Senior Game Designer Dean “Iksar” Ayala was tweeting pretty hard yesterday (or last night depending on your time zone). He started replying to a topic about Wild format and Wild balance changes, and there’s a lot to take from what he said. Here’s a quick summary:
- Currently, there are no balance changes planned for Wild.
- Wild balance changes are reserved only to the most unfun and swingy early/mid game strats (which simply block any other strategy) and decks that appear just so much stronger than the others.
- The decks they look closest look at are Darkest Hour Warlock, Quest Mage, Secret Mage and Mech Paladin. None of them “crosses the line” just yet, though. It’s something they need to “feel out” over time.
- They also want to focus on Standard now with the new expansion and rotation coming soon, and then think about balance changes to Wild.
- The goal of Wild is that players can play any card and any strategy they want. Because the card pool is so huge, the Wild is meant to have crazy strategies like that.
- They only want to address outliers like Naga Sea Witch or SN1P-SN4P which create some clearly broken combos. They don’t have a clear ruleset for identifying those outliers, though.

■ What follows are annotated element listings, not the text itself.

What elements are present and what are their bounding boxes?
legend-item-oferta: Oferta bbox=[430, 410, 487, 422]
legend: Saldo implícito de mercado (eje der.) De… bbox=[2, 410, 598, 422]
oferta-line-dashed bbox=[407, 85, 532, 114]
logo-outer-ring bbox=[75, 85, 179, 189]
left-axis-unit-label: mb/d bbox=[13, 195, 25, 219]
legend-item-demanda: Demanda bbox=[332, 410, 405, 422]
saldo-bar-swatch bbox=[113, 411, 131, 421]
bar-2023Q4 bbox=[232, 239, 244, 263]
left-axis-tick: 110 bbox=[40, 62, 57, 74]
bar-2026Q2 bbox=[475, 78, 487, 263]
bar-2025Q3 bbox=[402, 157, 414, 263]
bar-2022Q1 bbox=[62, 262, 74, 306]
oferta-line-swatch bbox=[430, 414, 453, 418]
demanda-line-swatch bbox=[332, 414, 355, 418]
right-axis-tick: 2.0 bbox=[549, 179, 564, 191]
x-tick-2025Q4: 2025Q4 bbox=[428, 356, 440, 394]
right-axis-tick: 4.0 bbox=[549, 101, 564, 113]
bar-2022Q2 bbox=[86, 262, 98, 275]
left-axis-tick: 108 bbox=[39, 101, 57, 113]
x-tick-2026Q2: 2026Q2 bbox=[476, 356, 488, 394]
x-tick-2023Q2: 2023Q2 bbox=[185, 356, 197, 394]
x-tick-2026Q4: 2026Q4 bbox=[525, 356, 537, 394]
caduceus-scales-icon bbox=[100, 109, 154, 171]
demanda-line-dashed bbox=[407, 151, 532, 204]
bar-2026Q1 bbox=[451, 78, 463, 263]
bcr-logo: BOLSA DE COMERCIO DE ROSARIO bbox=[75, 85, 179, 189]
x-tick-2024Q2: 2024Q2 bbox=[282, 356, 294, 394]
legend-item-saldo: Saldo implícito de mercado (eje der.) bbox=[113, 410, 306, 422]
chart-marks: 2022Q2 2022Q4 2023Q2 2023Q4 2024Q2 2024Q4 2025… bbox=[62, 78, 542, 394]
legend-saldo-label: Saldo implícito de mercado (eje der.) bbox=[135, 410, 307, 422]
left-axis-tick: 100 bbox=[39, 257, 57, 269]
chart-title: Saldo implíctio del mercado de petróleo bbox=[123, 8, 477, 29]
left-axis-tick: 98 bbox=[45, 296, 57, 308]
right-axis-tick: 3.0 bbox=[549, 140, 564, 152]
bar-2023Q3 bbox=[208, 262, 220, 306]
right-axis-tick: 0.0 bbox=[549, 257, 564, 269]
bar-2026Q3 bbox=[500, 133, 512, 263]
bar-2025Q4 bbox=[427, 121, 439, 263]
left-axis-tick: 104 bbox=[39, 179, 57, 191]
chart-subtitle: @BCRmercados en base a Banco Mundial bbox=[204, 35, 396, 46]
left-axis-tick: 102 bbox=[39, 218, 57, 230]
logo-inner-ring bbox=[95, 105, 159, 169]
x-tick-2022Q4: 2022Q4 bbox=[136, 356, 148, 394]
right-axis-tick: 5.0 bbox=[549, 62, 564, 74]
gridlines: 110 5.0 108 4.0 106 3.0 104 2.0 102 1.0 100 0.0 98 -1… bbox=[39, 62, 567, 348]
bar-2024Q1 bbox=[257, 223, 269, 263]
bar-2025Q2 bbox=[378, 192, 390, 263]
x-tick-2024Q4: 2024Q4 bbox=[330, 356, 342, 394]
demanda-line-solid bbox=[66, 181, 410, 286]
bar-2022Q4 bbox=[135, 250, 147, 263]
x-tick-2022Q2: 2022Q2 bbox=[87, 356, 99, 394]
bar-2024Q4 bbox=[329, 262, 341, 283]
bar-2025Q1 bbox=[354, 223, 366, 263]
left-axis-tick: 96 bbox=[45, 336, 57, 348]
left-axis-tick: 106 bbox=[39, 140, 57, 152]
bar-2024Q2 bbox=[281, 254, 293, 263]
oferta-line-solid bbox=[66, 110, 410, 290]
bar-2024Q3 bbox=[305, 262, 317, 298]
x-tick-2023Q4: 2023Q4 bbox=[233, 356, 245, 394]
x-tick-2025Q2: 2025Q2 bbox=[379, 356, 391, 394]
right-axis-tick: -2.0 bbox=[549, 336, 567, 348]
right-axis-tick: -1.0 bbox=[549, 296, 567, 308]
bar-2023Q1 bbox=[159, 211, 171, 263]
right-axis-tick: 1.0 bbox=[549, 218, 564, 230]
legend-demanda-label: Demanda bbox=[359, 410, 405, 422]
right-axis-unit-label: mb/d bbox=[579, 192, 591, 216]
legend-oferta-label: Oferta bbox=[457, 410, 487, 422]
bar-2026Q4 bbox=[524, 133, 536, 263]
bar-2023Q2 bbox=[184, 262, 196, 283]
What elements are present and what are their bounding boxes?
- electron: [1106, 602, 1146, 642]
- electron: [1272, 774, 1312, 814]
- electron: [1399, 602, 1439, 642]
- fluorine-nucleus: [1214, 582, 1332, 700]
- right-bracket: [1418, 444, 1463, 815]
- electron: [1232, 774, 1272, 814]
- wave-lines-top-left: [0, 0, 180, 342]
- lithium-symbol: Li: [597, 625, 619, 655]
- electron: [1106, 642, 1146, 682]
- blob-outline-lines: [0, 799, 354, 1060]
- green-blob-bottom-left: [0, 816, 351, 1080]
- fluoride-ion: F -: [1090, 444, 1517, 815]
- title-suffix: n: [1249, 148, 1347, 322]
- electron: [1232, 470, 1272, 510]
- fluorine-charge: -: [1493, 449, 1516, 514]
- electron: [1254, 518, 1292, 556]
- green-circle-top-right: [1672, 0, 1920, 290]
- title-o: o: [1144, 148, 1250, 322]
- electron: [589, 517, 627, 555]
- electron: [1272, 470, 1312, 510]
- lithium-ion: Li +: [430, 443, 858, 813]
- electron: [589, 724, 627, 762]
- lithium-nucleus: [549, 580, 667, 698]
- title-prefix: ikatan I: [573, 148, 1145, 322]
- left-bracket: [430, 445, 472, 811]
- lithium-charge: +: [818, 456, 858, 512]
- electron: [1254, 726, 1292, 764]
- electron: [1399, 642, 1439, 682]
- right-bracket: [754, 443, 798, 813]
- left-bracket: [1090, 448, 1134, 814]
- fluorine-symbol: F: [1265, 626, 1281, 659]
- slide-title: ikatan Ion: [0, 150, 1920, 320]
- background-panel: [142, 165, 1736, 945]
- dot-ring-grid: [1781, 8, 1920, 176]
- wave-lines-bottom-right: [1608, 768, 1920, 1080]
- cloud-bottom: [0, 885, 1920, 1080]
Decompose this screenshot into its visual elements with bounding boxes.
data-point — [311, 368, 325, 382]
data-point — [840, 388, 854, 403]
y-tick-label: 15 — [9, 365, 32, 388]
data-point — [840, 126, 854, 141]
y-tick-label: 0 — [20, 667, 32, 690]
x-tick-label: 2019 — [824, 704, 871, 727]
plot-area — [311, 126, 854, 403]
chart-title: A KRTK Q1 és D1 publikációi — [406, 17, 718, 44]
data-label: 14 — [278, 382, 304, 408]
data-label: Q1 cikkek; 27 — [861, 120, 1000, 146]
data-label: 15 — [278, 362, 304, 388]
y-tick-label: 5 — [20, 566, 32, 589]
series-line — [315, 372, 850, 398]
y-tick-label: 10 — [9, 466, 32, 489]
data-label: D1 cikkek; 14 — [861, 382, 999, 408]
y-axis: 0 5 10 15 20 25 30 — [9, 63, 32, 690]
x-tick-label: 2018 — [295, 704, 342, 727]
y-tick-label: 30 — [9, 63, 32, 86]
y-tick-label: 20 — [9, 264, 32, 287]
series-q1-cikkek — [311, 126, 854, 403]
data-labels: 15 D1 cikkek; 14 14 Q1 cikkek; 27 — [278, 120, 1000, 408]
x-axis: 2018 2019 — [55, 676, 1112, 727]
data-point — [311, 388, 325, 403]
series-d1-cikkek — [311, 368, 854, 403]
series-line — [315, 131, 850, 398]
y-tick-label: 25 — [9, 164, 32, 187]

- He said that if players want to just play old cards without running into overpowered strategies, it’s not the right format. He asked whether we had some ideas for a rotating format we liked a lot. It might be hint that they’re thinking about another format – a rotating format, where we can play cards from older expansions, but not all of them at the same time + the available expansions rotate out periodically (something like we have right now in Arena). Would you like to see something similar?
And you can find this specific Twitter thread here:
No plans for balance changes in Wild. Wild is always going to be a place where very slow control decks have a hard time with extreme power combos that utilize all cards in Hearthstone history. Quest Mage is one example of this but there are many others.
— August Dean Ayala (@IksarHS) February 27, 2020
In a previous comment I had addressed how bad was the design of snip snap and Zephyr the Great. At least you did something about snip snap. Do something about Zephyr as well. The card was intended to be creative and gamebreaking but it turned out to be unskilled, unfun and generally speaking it has the reverse impact of the one you wanted to extract from it. Revise it please.
the only thing that zeph needs to remove is bloodlust and savage roar
at least you agree that it needs tuning
zephrys is one of the best cards in the game in my opinion. yes it is powerful but only in one condition; highlander deck. you “sacrifice” your duplicates in a deck to use zephyrs, which makes it an all-even condition with your opponent. using only one card in a deck is hard, and zephyrs is just the award for doing it; just as other highlander-only cards such as brann the tamer, alex etc.
I disagree. In a world where a highlander deck is only 30 cards and there are so many alternatives to put in such a deck, the downside of playing singletons is long mitigated, if not completely removed.
And Zephrys and Queen Alex even being played in non-highlander decks (albeit standard only) shows that you don’t even have to play singletons.
So yeah, I’m with Repellista – even if I crafted Zephrys golden on day 1. It’s an unfun card.
Stay salty because there is no way Team 5 is going to change their baby, Zephrys. And omitting cards from its pool is ridiculous. It was made to be powerful and powerful it will stay.